Sur le mur du bâtiment incendié étaient inscrits des tags injurieux à l'encontre de l'entreprise Jean Rozé et de Ségolène Royal, tandis qu'au sol étaient peints les mots « non aux camps de concentration », a précisé la préfecture.

Filiale viande des magasins Intermarché, la SVA Jean Rozé a signé en juillet 2015 un contrat par lequel elle est devenue le client unique de la société Alliance Millevaches, qui regroupe 45 exploitations agricoles au sein du centre d'engraissement bovin.

Quant à la ministre de l'Environnement, Ségolène Royal, elle a été critiquée la semaine dernière par des opposants de longue date à la « ferme des 1.000 veaux » pour un décret, paru le 6 décembre, qui double le seuil d'animaux pouvant être accueillis dans une installation classée avant autorisation.

Stéphane Le Foll condamne cet acte 

« Cela veut dire que l'Usine des 1.000 Veaux va pouvoir tourner à 800 bêtes sans enquête publique, ni étude d'impact, en déposant simplement un dossier d'enregistrement en préfecture », s'indignait le 15 décembre l'association L-PEA (Lumière sur les pratiques d'élevage et d'abattage), annonçant son intention d'attaquer ce décret en justice. Avec d'autres associations de défense de l'environnement et du bien-être animal, L-PEA a organisé au cours des deux dernières années de nombreuses manifestations pour s'opposer à ce centre d'engraissement.
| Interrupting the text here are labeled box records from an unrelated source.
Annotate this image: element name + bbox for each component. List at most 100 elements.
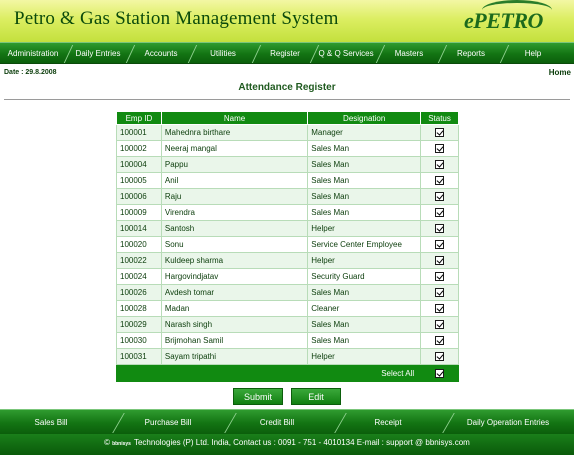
emp-id-cell: 100024: [116, 268, 162, 285]
nav-q-and-q-services[interactable]: Q & Q Services: [316, 43, 376, 64]
footer-brand: bbnisys: [112, 441, 131, 447]
emp-id-cell: 100004: [116, 156, 162, 173]
status-checkbox[interactable]: [435, 288, 445, 298]
status-checkbox[interactable]: [435, 272, 445, 282]
emp-id-cell: 100030: [116, 332, 162, 349]
emp-id-cell: 100026: [116, 284, 162, 301]
nav-help[interactable]: Help: [506, 43, 560, 64]
status-checkbox[interactable]: [435, 128, 445, 138]
select-all-label: Select All: [115, 364, 422, 382]
bottom-nav-purchase-bill[interactable]: Purchase Bill: [128, 410, 208, 435]
top-navigation: Administration Daily Entries Accounts Ut…: [0, 42, 574, 64]
table-row: 100024 Hargovindjatav Security Guard: [116, 268, 459, 285]
name-cell: Santosh: [160, 220, 309, 237]
designation-cell: Sales Man: [307, 188, 422, 205]
designation-cell: Cleaner: [307, 300, 422, 317]
select-all-row: Select All: [115, 364, 459, 382]
divider: [4, 99, 570, 100]
designation-cell: Sales Man: [307, 284, 422, 301]
status-checkbox[interactable]: [435, 336, 445, 346]
submit-button[interactable]: Submit: [233, 388, 283, 405]
status-checkbox[interactable]: [435, 144, 445, 154]
column-header-status: Status: [420, 111, 459, 125]
bottom-nav-receipt[interactable]: Receipt: [350, 410, 426, 435]
nav-register[interactable]: Register: [258, 43, 312, 64]
designation-cell: Sales Man: [307, 204, 422, 221]
name-cell: Avdesh tomar: [160, 284, 309, 301]
nav-accounts[interactable]: Accounts: [134, 43, 188, 64]
current-date: Date : 29.8.2008: [4, 69, 57, 76]
table-row: 100022 Kuldeep sharma Helper: [116, 252, 459, 269]
table-row: 100005 Anil Sales Man: [116, 172, 459, 189]
table-row: 100031 Sayam tripathi Helper: [116, 348, 459, 365]
select-all-checkbox[interactable]: [435, 368, 445, 378]
nav-utilities[interactable]: Utilities: [196, 43, 250, 64]
table-row: 100004 Pappu Sales Man: [116, 156, 459, 173]
name-cell: Kuldeep sharma: [160, 252, 309, 269]
status-checkbox[interactable]: [435, 176, 445, 186]
table-row: 100029 Narash singh Sales Man: [116, 316, 459, 333]
emp-id-cell: 100014: [116, 220, 162, 237]
name-cell: Madan: [160, 300, 309, 317]
nav-masters[interactable]: Masters: [382, 43, 436, 64]
emp-id-cell: 100001: [116, 124, 162, 141]
home-link[interactable]: Home: [549, 68, 571, 77]
footer-contact-text: Technologies (P) Ltd. India, Contact us …: [133, 438, 470, 447]
designation-cell: Sales Man: [307, 172, 422, 189]
status-checkbox[interactable]: [435, 224, 445, 234]
table-row: 100030 Brijmohan Samil Sales Man: [116, 332, 459, 349]
nav-administration[interactable]: Administration: [2, 43, 64, 64]
page-title: Attendance Register: [238, 82, 336, 93]
column-header-name: Name: [160, 111, 309, 125]
table-row: 100006 Raju Sales Man: [116, 188, 459, 205]
status-checkbox[interactable]: [435, 352, 445, 362]
column-header-emp-id: Emp ID: [116, 111, 162, 125]
designation-cell: Sales Man: [307, 332, 422, 349]
table-row: 100026 Avdesh tomar Sales Man: [116, 284, 459, 301]
status-checkbox[interactable]: [435, 320, 445, 330]
status-checkbox[interactable]: [435, 160, 445, 170]
emp-id-cell: 100031: [116, 348, 162, 365]
bottom-navigation: Sales Bill Purchase Bill Credit Bill Rec…: [0, 409, 574, 434]
emp-id-cell: 100006: [116, 188, 162, 205]
emp-id-cell: 100005: [116, 172, 162, 189]
status-checkbox[interactable]: [435, 192, 445, 202]
name-cell: Neeraj mangal: [160, 140, 309, 157]
bottom-nav-sales-bill[interactable]: Sales Bill: [14, 410, 88, 435]
name-cell: Sonu: [160, 236, 309, 253]
app-title: Petro & Gas Station Management System: [14, 8, 339, 29]
name-cell: Anil: [160, 172, 309, 189]
bottom-nav-credit-bill[interactable]: Credit Bill: [240, 410, 314, 435]
app-header: Petro & Gas Station Management System eP…: [0, 0, 574, 42]
edit-button[interactable]: Edit: [291, 388, 341, 405]
nav-reports[interactable]: Reports: [444, 43, 498, 64]
attendance-table: Emp ID Name Designation Status 100001 Mah…: [115, 111, 459, 382]
designation-cell: Sales Man: [307, 140, 422, 157]
epetro-logo[interactable]: ePETRO: [456, 0, 568, 38]
name-cell: Brijmohan Samil: [160, 332, 309, 349]
designation-cell: Sales Man: [307, 316, 422, 333]
emp-id-cell: 100022: [116, 252, 162, 269]
table-row: 100002 Neeraj mangal Sales Man: [116, 140, 459, 157]
status-checkbox[interactable]: [435, 304, 445, 314]
status-checkbox[interactable]: [435, 256, 445, 266]
status-checkbox[interactable]: [435, 240, 445, 250]
logo-text: ePETRO: [464, 8, 543, 33]
name-cell: Narash singh: [160, 316, 309, 333]
designation-cell: Security Guard: [307, 268, 422, 285]
designation-cell: Helper: [307, 220, 422, 237]
name-cell: Raju: [160, 188, 309, 205]
emp-id-cell: 100029: [116, 316, 162, 333]
copyright-icon: ©: [104, 438, 111, 447]
designation-cell: Manager: [307, 124, 422, 141]
name-cell: Mahednra birthare: [160, 124, 309, 141]
emp-id-cell: 100028: [116, 300, 162, 317]
nav-daily-entries[interactable]: Daily Entries: [70, 43, 126, 64]
emp-id-cell: 100009: [116, 204, 162, 221]
designation-cell: Helper: [307, 348, 422, 365]
bottom-nav-daily-operation-entries[interactable]: Daily Operation Entries: [456, 410, 560, 435]
name-cell: Virendra: [160, 204, 309, 221]
emp-id-cell: 100020: [116, 236, 162, 253]
name-cell: Sayam tripathi: [160, 348, 309, 365]
status-checkbox[interactable]: [435, 208, 445, 218]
Le ministre de l'Agriculture, Stéphane Le Foll, a condamné dans un communiqué les « exactions » contre l'exploitation ainsi que « les qualificatifs inadmissibles et diffamatoires » des tags laissés sur place, « en particulier à propos d'une ministre de la République. » Il demande que « les auteurs soient poursuivis avec la plus grande fermeté », jugeant que « de tels débordements sont intolérables. »

Quant au président de la FNSEA, Xavier Beulin, il a pointé du doigt, sans citer de noms, « ces associations qui militent pour le bien-être animal » ayant selon lui « mis en péril 400 animaux qui auraient pu brûler vif ». « Ce qui s'est passé sur cet élevage s'apparente plus à une forme d'attentat qu'à une forme de revendication qui peut être par ailleurs légitime », a-t-il réagi auprès de l'AFP.

Il s'agit du premier acte de malveillance visant le centre d'engraissement, selon le président de la FDSEA de la Creuse, Pascal Lerousseau. « Le souci, c'est qu'ils mettent en danger les animaux », qui n'ont plus à boire ni à manger en raison des dégâts provoqués par l'incendie, a-t-il souligné. Une « cellule logistique » mise en place avec des élus locaux et la préfecture devrait toutefois y remédier rapidement.

L-PEA a condamné « fermement » l'incendie criminel dans un communiqué publié jeudi soir. » Nous condamnons de telles méthodes, non seulement stériles mais qui mettent en outre en péril la vie des animaux », souligne L-PEA.

L'association se dit par ailleurs « particulièrement choquée des propos tenus par les actionnaires de la SAS Alliance Millevaches », et « par Xavier Beulin, président de la FNSEA qui nous accuse à demi-mots d'être les auteurs de cet acte ».

Le centre, d'une capacité de 1.000 places, est soutenu et subventionné par l'Etat (au titre notamment de la reconversion d'un ancien site militaire) et des collectivités locales. Il doit accueillir des « broutards », veaux de 8-9 mois, engraissés sur place plusieurs mois avant d'être envoyés à l'abattoir. Les premiers veaux sont arrivés cet été.